Título: O Martelo de Thor
Coleção: Magnus Chase e os Deuses de Asgard
Autor: Rick Riordan
Editora: Intrínseca
Ano: 2016
Especificações: Brochura |400 páginas
ISBN 9788551000700
 Sinopse
Em A Espada do Verão, primeiro livro da série, os leitores são apresentados a Magnus Chase, um herói boa-pinta que é a cara do astro de rock Kurt Cobain. Morador de rua, sua vida muda completamente quando ele é morto por um gigante do fogo. Por sorte, na mitologia nórdica os heróis mortos vão parar em Valhala, o paraíso pós-vida dos guerreiros vikings. Lá, Magnus descobre que é filho de Frey, o deus do verão, da fertilidade e da medicina.
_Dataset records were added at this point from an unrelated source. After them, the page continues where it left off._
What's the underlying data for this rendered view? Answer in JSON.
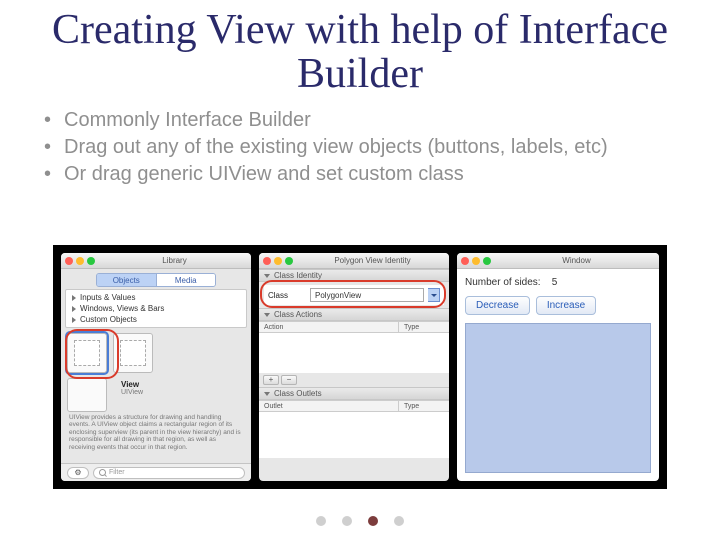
{
  "title": "Creating View with help of Interface Builder",
  "bullets": [
    "Commonly Interface Builder",
    " Drag out any of the existing view objects (buttons, labels, etc)",
    "Or drag generic UIView and set custom class"
  ],
  "left": {
    "window_title": "Library",
    "seg": {
      "a": "Objects",
      "b": "Media"
    },
    "outline": [
      "Inputs & Values",
      "Windows, Views & Bars",
      "Custom Objects"
    ],
    "view_card": {
      "name": "View",
      "subtitle": "UIView"
    },
    "description": "UIView provides a structure for drawing and handling events. A UIView object claims a rectangular region of its enclosing superview (its parent in the view hierarchy) and is responsible for all drawing in that region, as well as receiving events that occur in that region.",
    "search_placeholder": "Filter"
  },
  "middle": {
    "window_title": "Polygon View Identity",
    "section_identity": "Class Identity",
    "class_label": "Class",
    "class_value": "PolygonView",
    "section_actions": "Class Actions",
    "actions_hdr": {
      "a": "Action",
      "b": "Type"
    },
    "section_outlets": "Class Outlets",
    "outlets_hdr": {
      "a": "Outlet",
      "b": "Type"
    }
  },
  "right": {
    "window_title": "Window",
    "sides_label": "Number of sides:",
    "sides_value": "5",
    "decrease": "Decrease",
    "increase": "Increase"
  },
  "icons": {
    "gear": "⚙",
    "plus": "+",
    "minus": "−",
    "chevrons": "⇅"
  }
}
Desde então, seis semanas se passaram, e nesse meio-tempo o garoto começou a se acostumar ao dia a dia no Hotel Valhala. Quer dizer, pelo menos o máximo que um ex-morador de rua e ex-mortal poderia se acostumar. Magnus não é tão popular quanto os filhos dos deuses da guerra, como Thor e Tyr, mas fez bons amigos e está treinando para o dia do Juízo Final com os soldados de Odin — tudo segue na mais completa paz sanguinolenta do mundo viking.
Mas Magnus deveria imaginar que não seria assim por muito tempo. O martelo de Thor ainda está desaparecido. E os inimigos do deus do trovão farão de tudo para aproveitar esse momento de fraqueza e invadir o mundo humano.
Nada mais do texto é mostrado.